Он раскрыл блокнот на рисунках чернилами и карандашом и так повернул, чтобы Яков мог прочесть наверху страницы надпись: «Еврейские носы».
– Вот, например, ваш. – И Грубешов ткнул в тонкий горбатый нос с тонкими ноздрями.
– А это ваш, – сипло сказал Яков и показал на короткий, мясистый нос с широкими крыльями.
Прокурор, хоть в лицо ему кинулась краска, тонко усмехнулся.
– А вы, однако, остряк, – сказал он, – но это вам не пойдет на пользу. Судьба ваша предрешена.
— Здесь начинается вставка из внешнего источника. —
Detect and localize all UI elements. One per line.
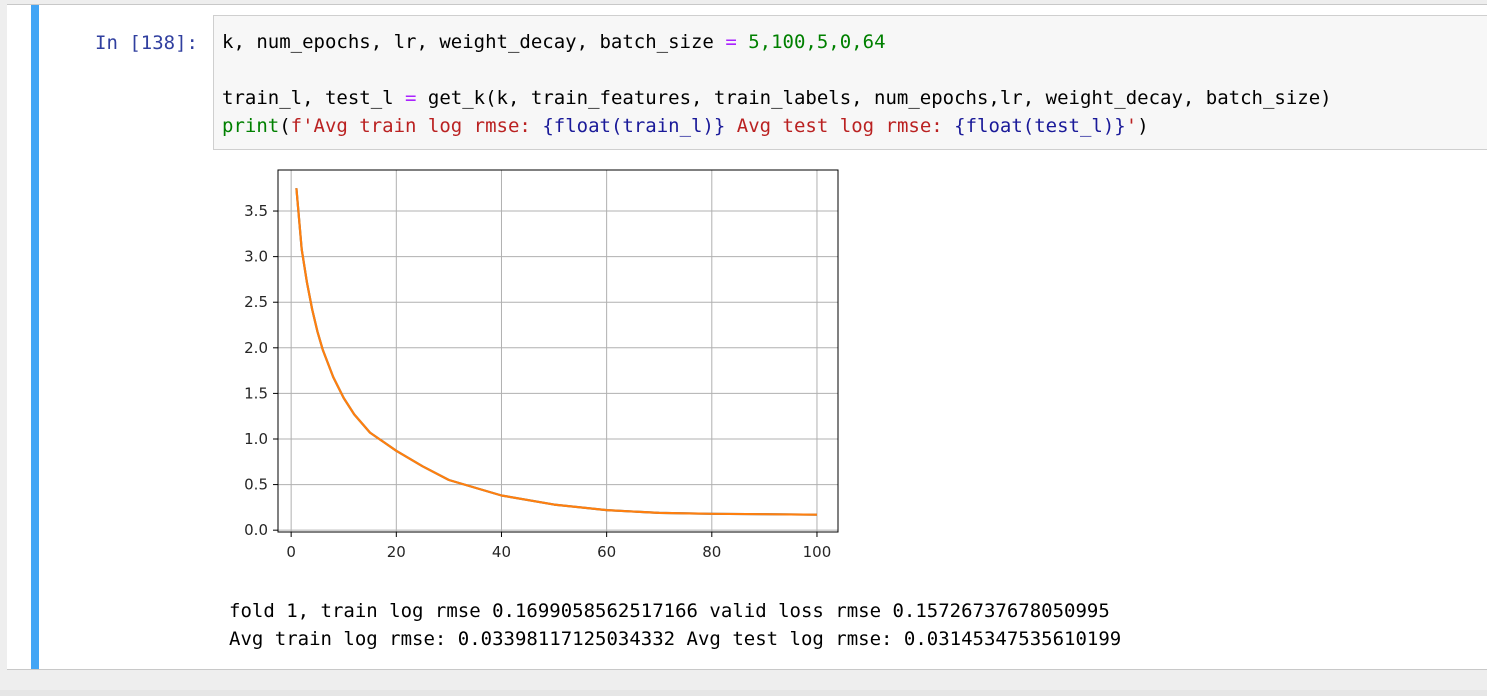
code-line-3[interactable]: print(f'Avg train log rmse: {float(train… [222, 115, 1149, 137]
code-line-3-open: ( [279, 115, 291, 137]
code-line-3-func: print [222, 115, 280, 137]
output-line-1: fold 1, train log rmse 0.169905856251716… [229, 600, 1110, 622]
x-tick-label: 40 [492, 543, 511, 561]
y-tick-label: 3.5 [244, 202, 268, 220]
code-line-1-vars: k, num_epochs, lr, weight_decay, batch_s… [222, 31, 726, 53]
cell-prompt: In [138]: [95, 32, 198, 54]
y-tick-label: 1.0 [244, 430, 268, 448]
x-tick-label: 0 [286, 543, 296, 561]
code-line-2-rhs: get_k(k, train_features, train_labels, n… [416, 87, 1332, 109]
code-line-1-values: 5,100,5,0,64 [748, 31, 886, 53]
code-line-1-sp [737, 31, 748, 53]
loss-chart: 0 20 40 60 80 100 0.0 0.5 1.0 1.5 2.0 2.5 3.0 3.5 [227, 165, 847, 575]
code-line-3-str-c: ' [1125, 115, 1138, 137]
chart-grid [278, 170, 838, 532]
y-tick-label: 2.0 [244, 339, 268, 357]
x-tick-label: 100 [803, 543, 832, 561]
y-tick-label: 0.5 [244, 476, 268, 494]
y-tick-label: 0.0 [244, 521, 268, 539]
code-cell[interactable]: In [138]: k, num_epochs, lr, weight_deca… [7, 4, 1487, 670]
code-line-3-interp-b: {float(test_l)} [954, 115, 1126, 137]
output-line-2: Avg train log rmse: 0.03398117125034332 … [229, 628, 1122, 650]
code-line-3-str-a: f'Avg train log rmse: [290, 115, 543, 137]
code-line-3-str-b: Avg test log rmse: [725, 115, 955, 137]
cell-selected-indicator [31, 5, 39, 669]
code-line-2[interactable]: train_l, test_l = get_k(k, train_feature… [222, 87, 1332, 109]
y-tick-label: 1.5 [244, 384, 268, 402]
y-tick-label: 2.5 [244, 293, 268, 311]
code-line-2-lhs: train_l, test_l [222, 87, 406, 109]
x-tick-label: 20 [387, 543, 406, 561]
cell-output: fold 1, train log rmse 0.169905856251716… [229, 597, 1121, 653]
x-tick-label: 80 [702, 543, 721, 561]
test-loss-line [295, 188, 818, 516]
code-line-3-close: ) [1137, 115, 1149, 137]
code-line-2-eq: = [405, 87, 417, 109]
code-line-1[interactable]: k, num_epochs, lr, weight_decay, batch_s… [222, 31, 886, 53]
chart-series [295, 188, 818, 516]
x-tick-label: 60 [597, 543, 616, 561]
left-gutter [0, 0, 7, 690]
code-line-1-eq: = [725, 31, 737, 53]
code-line-3-interp-a: {float(train_l)} [542, 115, 726, 137]
chart-frame [277, 169, 839, 533]
chart-ticks: 0 20 40 60 80 100 0.0 0.5 1.0 1.5 2.0 2.5 3.0 3.5 [244, 202, 831, 561]
code-editor[interactable]: k, num_epochs, lr, weight_decay, batch_s… [213, 15, 1487, 150]
bottom-strip [0, 690, 1487, 696]
y-tick-label: 3.0 [244, 248, 268, 266]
У нас гуманное общество, но мы умеем карать злостных преступников. Быть может, я должен вам напомнить – чтобы вы не забывались, – каким способом казнили вашего брата еврея в не столь уж отдаленном прошлом. Евреев вешали в шапках, полных горячей смолы, а рядом с каждым, чтобы показать людям все ваше ничтожество, вешали собаку.
– И палач стоил висельника, ваше благородие.
– Укусить не можешь, так зубы не показывай! – Шея у Грубешова побагровела, и он огрел мастера линейкой по челюсти. Линейка треснула, одним краем щелкнула по стене, Яков взвыл. Конвойные взялись колотить его по голове кулаками, но прокурор сделал им знак, чтобы перестали.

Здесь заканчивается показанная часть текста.